Farid Wajri
(Guru PAI SMP Islam Raudhatul Jannah)
|
Pendidikan agama Islam adalah disiplin ilmu pendidikan yang berlandaskan ajaran Islam, yang teori dan konsep digali dan dikembangkan melalui pemikiran dan penelitian ilmiah berdasarkan tuntutan dan petunjuk Al-Quran dan As-Sunnah.
Al-Syaibani memperluas lagi dasar tersebut mencakup ijtihad, pendapat, peninggalan, keputusan-keputusan dan amalan-amalan para ulama terdahulu (Ash-Shalafushaleh) di kalangan umat Islam. Jadi semua perangkat pendidikan Islam harus ditegakkan di atas ajaran Islam
Pendidikan Islam berorientasi kepada duniawi dan ukhrawi, berbeda dengan konsep pendidikan barat yang hanya untuk kepentingan dunia semata.
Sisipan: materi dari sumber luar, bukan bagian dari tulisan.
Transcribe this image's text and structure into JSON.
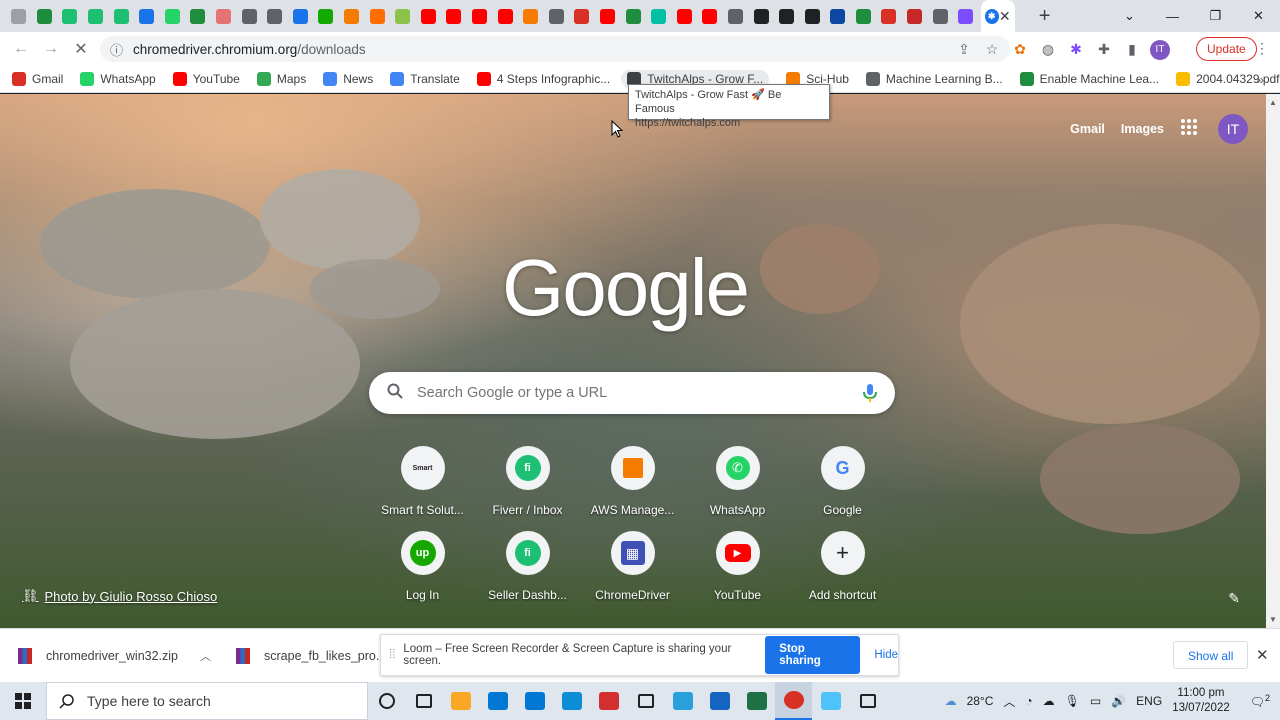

Tujuan utama pendidikan Islam adalah untuk membentuk insan kamil atau manusia sempurna yakni dapat berperan sebagai hamba Allah yang benar dan juga sebagai khalifah Allah di bumi yang mampu memakmurkan bumi bagi kehidupan manusia dan rahmat bagi alam sekitarnya.
Dengan begitu seorang guru, khususnya guru Pendidikan Agama Islam hendaklah berupaya menjadikan out put peserta didiknya memiliki dua (2) unsur, yakni: hamba Allah dan khalifah-Nya.
Hamba Allah mengandung pengertian bahwa perilakunya benar, yaitu sesuai dengan Al-Qur’an dan Sunnah serta ijtihad para ulama. Khalifah Allah menuntut peserta didik untuk menjadikan agama Islam sebagai petunjuk dan kompas perjalanan dalam kiprahnya di kehidupan dunia.
Maka seorang peserta didik muslim dituntut untuk menampilkan nilai-nilai islami dalam kehidupan. Sebaliknya, dia tidak dituntut untuk unjuk perilaku yang tidak Islam. Bila ada tampak berlakunya perilaku yang tidak islami pada diri perserta didik, maka guru dituntut berperan dalam menegur, menasehati, dan membimbingnya sampai lakunya yang salah itu benar dan sesuai dengan Islam.
Dengan itu guru telah menanamkan kepada peserta didiknya sikap ‘menerima’ dan ‘menolak’. Suatu sikap yang sangat urgen dimiliki oleh setiap insan. Pentingnya sikap tersebut untuk memelihara identitasnya sebagai muslim, orang yang memeluk agama islam.
Prinsipnya seorang muslim harus menerima segala hal yang cocok dengan syari’at Islam untuk kemudian dia kembangkan hidupnya menuju tataran yang lebih ideal/benar. Sebaliknya menolak segala yang bertolak belakang dengan agamanya dalam hidupnya dan mencari yang cocok dan lebih mendekati kepada kebenaran.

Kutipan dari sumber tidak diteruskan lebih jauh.